Tate co-owns a copy of The Clock, one of six in existence, with the Pompidou Center in Paris and the Israel Museum in Jerusalem.

Marclay places strict conditions on how it is shown.

It must always be synced to the actual time, so that midnight onscreen coincides with midnight in the screening room.

Visitors to Tate Modern can see The Clock for free until Jan. 20, in a screening room that can sit 150 people on comfy couches. Tate plans several all-night openings so that it can be shown in its entirety.

While few viewers of The Clock last a whole day, many stay longer than expected — the average is more than an hour.

It’s a seductive work that engages viewers on several levels.

There’s the fun of trying to recognize the snippets as they whiz past — Jack Nicholson smirking; Cary Grant flirting; Hugh Grant, late for one of his Four Weddings or a Funeral.

Although there’s no plot, The Clock contains sex, humour, action and dramatic tension.

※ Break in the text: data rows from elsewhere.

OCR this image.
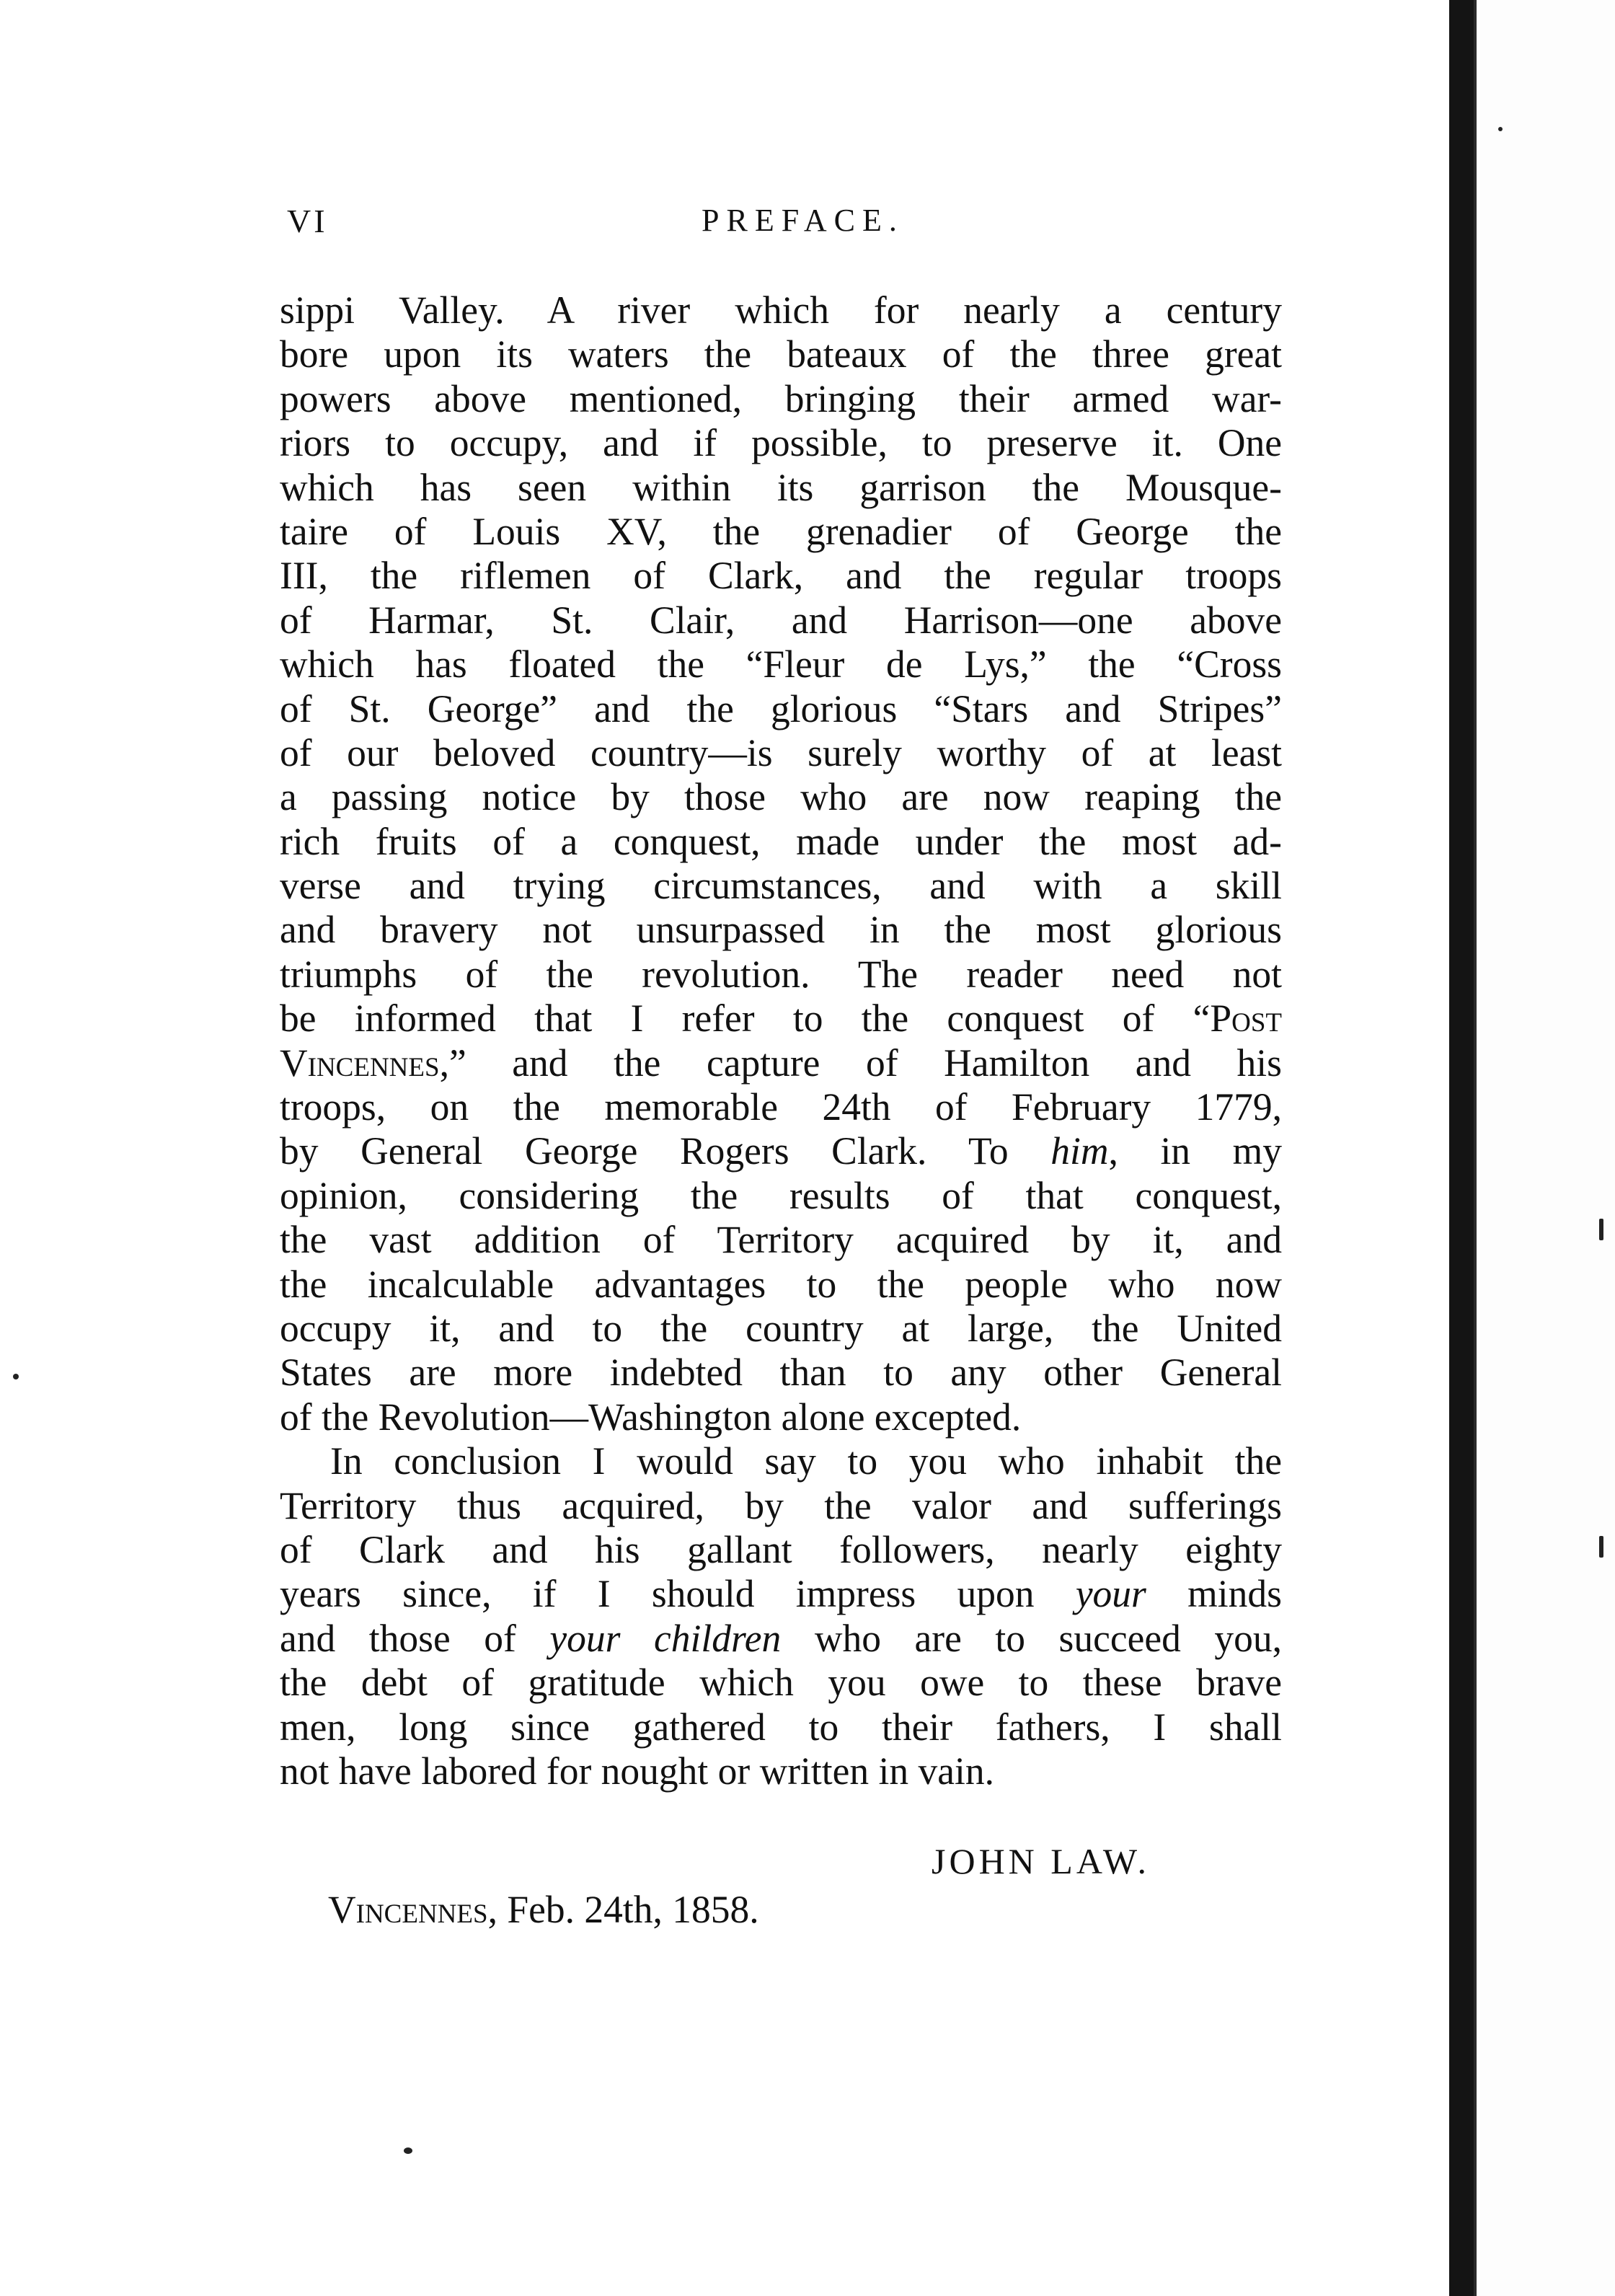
VI	PREFACE.
sippi Valley. A river which for nearly a century
bore upon its waters the bateaux of the three great
powers above mentioned, bringing their armed war-
riors to occupy, and if possible, to preserve it. One
which has seen within its garrison the Mousque-
taire of Louis XV, the grenadier of George the
III, the riflemen of Clark, and the regular troops
of Harmar, St. Clair, and Harrison—one above
which has floated the “Fleur de Lys,” the “Cross
of St. George” and the glorious “Stars and Stripes”
of our beloved country—is surely worthy of at least
a passing notice by those who are now reaping the
rich fruits of a conquest, made under the most ad-
verse and trying circumstances, and with a skill
and bravery not unsurpassed in the most glorious
triumphs of the revolution. The reader need not
be informed that I refer to the conquest of “Post
Vincennes,” and the capture of Hamilton and his
troops, on the memorable 24th of February 1779,
by General George Rogers Clark. To him, in my
opinion, considering the results of that conquest,
the vast addition of Territory acquired by it, and
the incalculable advantages to the people who now
occupy it, and to the country at large, the United
States are more indebted than to any other General
of the Revolution—Washington alone excepted.
In conclusion I would say to you who inhabit the
Territory thus acquired, by the valor and sufferings
of Clark and his gallant followers, nearly eighty
years since, if I should impress upon your minds
and those of your children who are to succeed you,
the debt of gratitude which you owe to these brave
men, long since gathered to their fathers, I shall
not have labored for nought or written in vain.
JOHN LAW.
Vincennes, Feb. 24th, 1858.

When Jeremy Irons calls Bruce Willis at 10:50 a.m. in Die Hard With a Vengeance and demands he be downtown in half an hour, viewers hope Marclay will cut back to Willis at 11:20. (He does.)

The artist says some minutes of the day were easier to work with than others. Film history abounds in noon and midnight encounters, but not so many at 4 a.m.

Only the insomniac or the intrepid will get to see the predawn segments, and Marclay doesn’t mind if late-night visitors nod off.

He says he wants The Clock to be in sync with viewers’ body rhythms.

“I love the idea of someone going in and out of sleep,” he said. “It becomes a blur. You really become part of the thing.

“I think that’s the magic of this piece,” he said. “It’s really about you.”